Miami’s other option to look at how close they came this year, say screw it, and make a bigger play to find talent upgrades now instead of waiting around to chase Giannis in a year. If the Bucks fear losing Giannis and decide to trade him, a Heat package built around Bam Adebayo would be at the top of the list. Did Tyler Herro do enough in the bubble to be the centerpiece of a deal for Bradley Beal or Jrue Holiday? Would Miami be willing to let their free agents walk if it opened up the money for them to bring in Chris Paul’s contract from Oklahoma City? After falling short of bringing in Danilo Gallinari at the trade deadline, will Miami try to use some of their cap room to pursue him in free agency?
As a bit of an afterthought, the Heat have their own 20th overall pick in this year’s draft. You wouldn’t expect their selection there to be a major contributor next season, but this Miami front office has done pretty well in identifying prospects in recent years.

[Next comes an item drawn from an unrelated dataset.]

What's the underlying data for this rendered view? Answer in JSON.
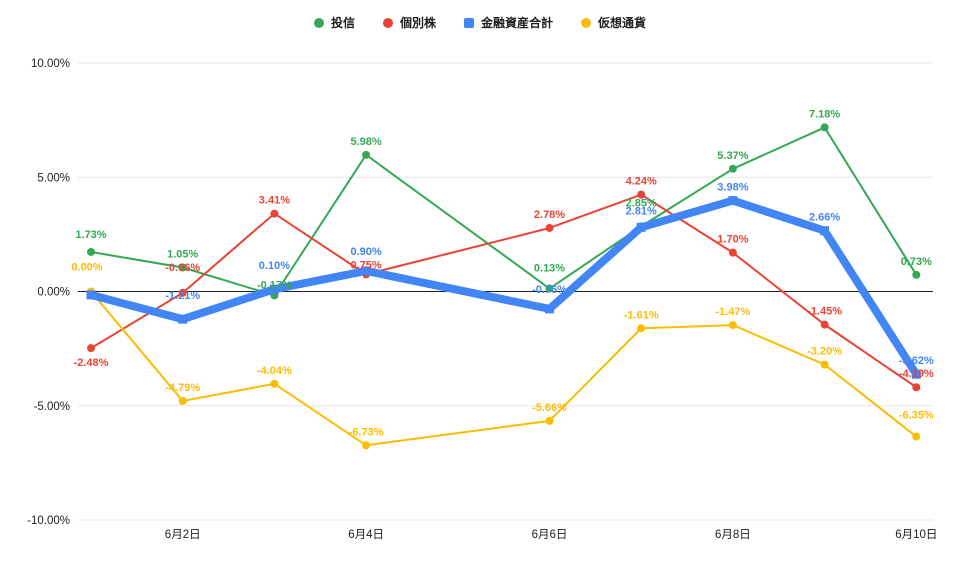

The Lakers, all things considered, should look really similar next season to how they looked this season. In fact, it wouldn’t be surprising if their rotation next season featured almost entirely guys who were a part of this title run, or even if the roster returned 12 or more players. If they do make moves, they’ll likely be on the edges, like adding minimum-salary veterans (we saw how effective this was with Rondo, Morris, and Howard this year) or using the taxpayer MLE to add one rotation piece. If teams chase the Lakers’ role players with money this summer, they could have to scramble to fill their rotation, but that’s unlikely in the current market. If things break LAL’s way, they could end up with the more lucrative full MLE to potentially add an impact player to their championship core.

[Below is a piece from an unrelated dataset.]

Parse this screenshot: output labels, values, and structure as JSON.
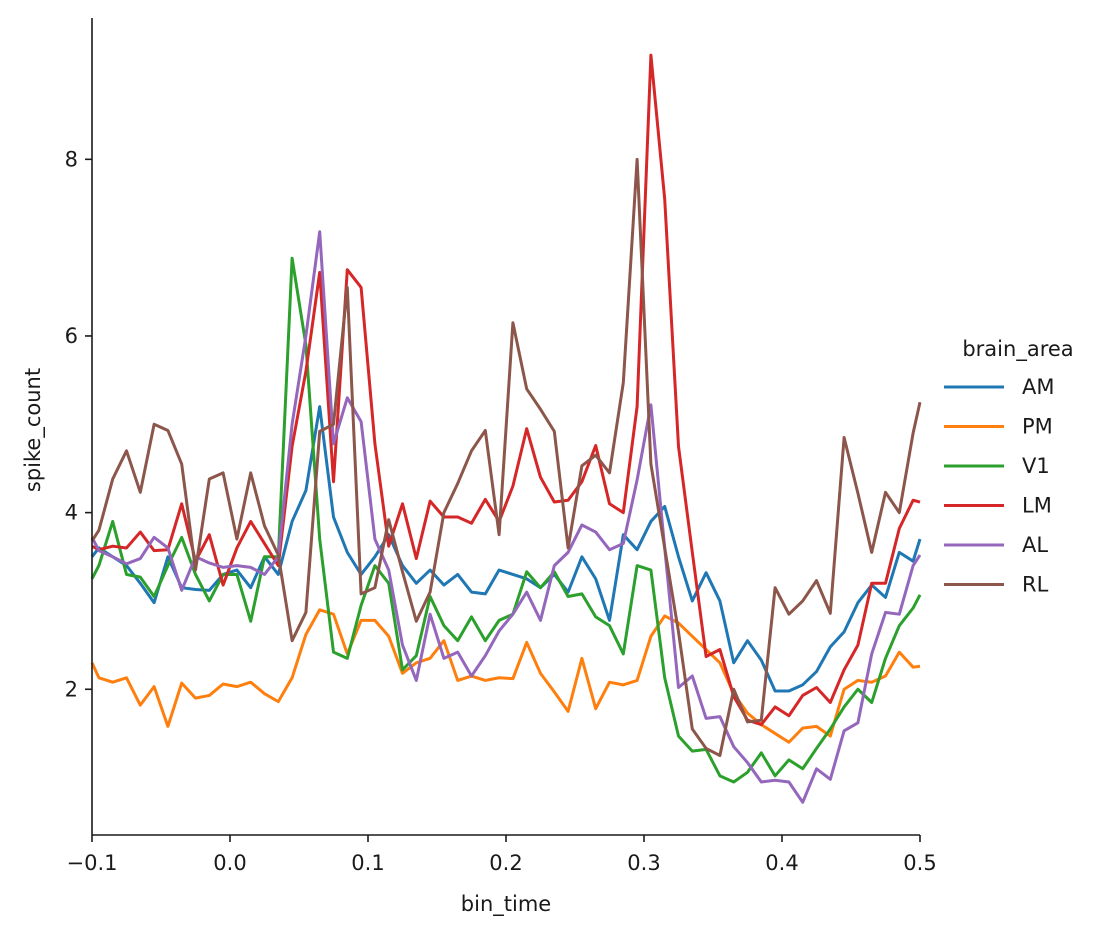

The Heat are a little bit more of a wildcard. They are fully capable of paying their important free agents and running it back, but this year’s roster was supposed to be a competitive transition until they pursued another star next summer. It’s hard to believe they’ll cast aside those hopes and give up their flexibility to keep this team together, but also hard to see them letting key players walk and giving up on a group that just lost in 6 games in the Finals while dealing with serious injuries. Miami could try to thread the needle, keeping the important guys without sacrificing next summer’s max slot and filling in the gaps with new, bargain deals. But they could also go the other way, and decide that this core has proven that they’re good enough to cash in on their flexibility now and pursue a big-time acquisition.